Does the equation \(9^n+9^n+9^n=3^{2025}\) have any integer solutions?
Mark one card with a \(1\), two cards with a \(2\), ..., fifty cards with a \(50\). Put these \(1+2+...+50=1275\) cards into a box and shuffle them. How many cards do you need to take from the box to be certain that you will have taken at least \(10\) cards with the same mark?
For every pair of integers \(a\), \(b\), we define an operator \(a\otimes b\) with the following three properties.
1. \(a\otimes a=a+2\);
2. \(a\otimes b = b\otimes a\);
3. \(\frac{a\otimes(a+b)}{a\otimes b}=\frac{a+b}{b}.\)
Calculate \(8\otimes5\).
During a tournament with six players, each player plays a match against each other player. At each match there is a winner; ties do not occur. A journalist asks five of the six players how many matches each of them has won. The answers given are \(4\), \(3\), \(2\), \(2\) and \(2\). How many matches have been won by the sixth player?
Let \(n\) be an integer (positive or negative). Find all values of \(n\), for which \(n\) is \(4^{\frac{n-1}{n+1}}\) an integer.

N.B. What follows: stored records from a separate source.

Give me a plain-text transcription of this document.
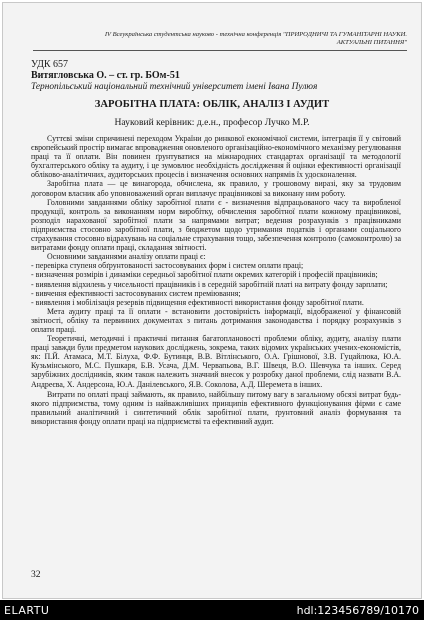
IV Всеукраїнська студентська науково - технічна конференція "ПРИРОДНИЧІ ТА ГУМАНІТАРНІ НАУКИ.
АКТУАЛЬНІ ПИТАННЯ"
УДК 657
Витягловська О. – ст. гр. БОм-51
Тернопільський національний технічний університет імені Івана Пулюя
ЗАРОБІТНА ПЛАТА: ОБЛІК, АНАЛІЗ І АУДИТ
Науковий керівник: д.е.н., професор Лучко М.Р.

Суттєві зміни спричинені переходом України до ринкової економічної системи, інтеграція її у світовий європейський простір вимагає впровадження оновленого організаційно-економічного механізму регулювання праці та її оплати. Він повинен ґрунтуватися на міжнародних стандартах організації та методології бухгалтерського обліку та аудиту, і це зумовлює необхідність дослідження й оцінки ефективності організації обліково-аналітичних, аудиторських процесів і визначення основних напрямів їх удосконалення.

Заробітна плата — це винагорода, обчислена, як правило, у грошовому виразі, яку за трудовим договором власник або уповноважений орган виплачує працівникові за виконану ним роботу.

Головними завданнями обліку заробітної плати є - визначення відпрацьованого часу та виробленої продукції, контроль за виконанням норм виробітку, обчислення заробітної плати кожному працівникові, розподіл нарахованої заробітної плати за напрямами витрат; ведення розрахунків з працівниками підприємства стосовно заробітної плати, з бюджетом щодо утримання податків і органами соціального страхування стосовно відрахувань на соціальне страхування тощо, забезпечення контролю (самоконтролю) за витратами фонду оплати праці, складання звітності.

Основними завданнями аналізу оплати праці є:

- перевірка ступеня обґрунтованості застосовуваних форм і систем оплати праці;

- визначення розмірів і динаміки середньої заробітної плати окремих категорій і професій працівників;

- виявлення відхилень у чисельності працівників і в середній заробітній платі на витрату фонду зарплати;

- вивчення ефективності застосовуваних систем преміювання;

- виявлення і мобілізація резервів підвищення ефективності використання фонду заробітної плати.

Мета аудиту праці та її оплати - встановити достовірність інформації, відображеної у фінансовій звітності, обліку та первинних документах з питань дотримання законодавства і порядку розрахунків з оплати праці.

Теоретичні, методичні і практичні питання багатоплановості проблеми обліку, аудиту, аналізу плати праці завжди були предметом наукових досліджень, зокрема, таких відомих українських учених-економістів, як: П.Й. Атамаса, М.Т. Білуха, Ф.Ф. Бутинця, В.В. Вітлінського, О.А. Грішнової, З.В. Гуцайлюка, Ю.А. Кузьмінського, М.С. Пушкаря, Б.В. Усача, Д.М. Червапьова, В.Г. Швеця, В.О. Шевчука та інших. Серед зарубіжних дослідників, яким також належить значний внесок у розробку даної проблеми, слід назвати В.А. Андреєва, Х. Андерсона, Ю.А. Данілевського, Я.В. Соколова, А.Д. Шеремета в інших.

Витрати по оплаті праці займають, як правило, найбільшу питому вагу в загальному обсязі витрат будь-якого підприємства, тому одним із найважливіших принципів ефективного функціонування фірми є саме правильний аналітичний і синтетичний облік заробітної плати, ґрунтовний аналіз формування та використання фонду оплати праці на підприємстві та ефективний аудит.

32
ELARTU	hdl:123456789/10170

Klein tosses \(n\) fair coins and Möbius tosses \(n+1\) fair coins. What’s the probability that Möbius gets more heads than Klein? (Note that a fair coin is one that comes up heads half the time, and comes up tails the other half of the time).
The letters \(A\), \(E\) and \(T\) each represent different digits from \(0\) to \(9\) inclusive. We are told that \[ATE\times EAT\times TEA=36239651.\] What is \(A\times E\times T\)?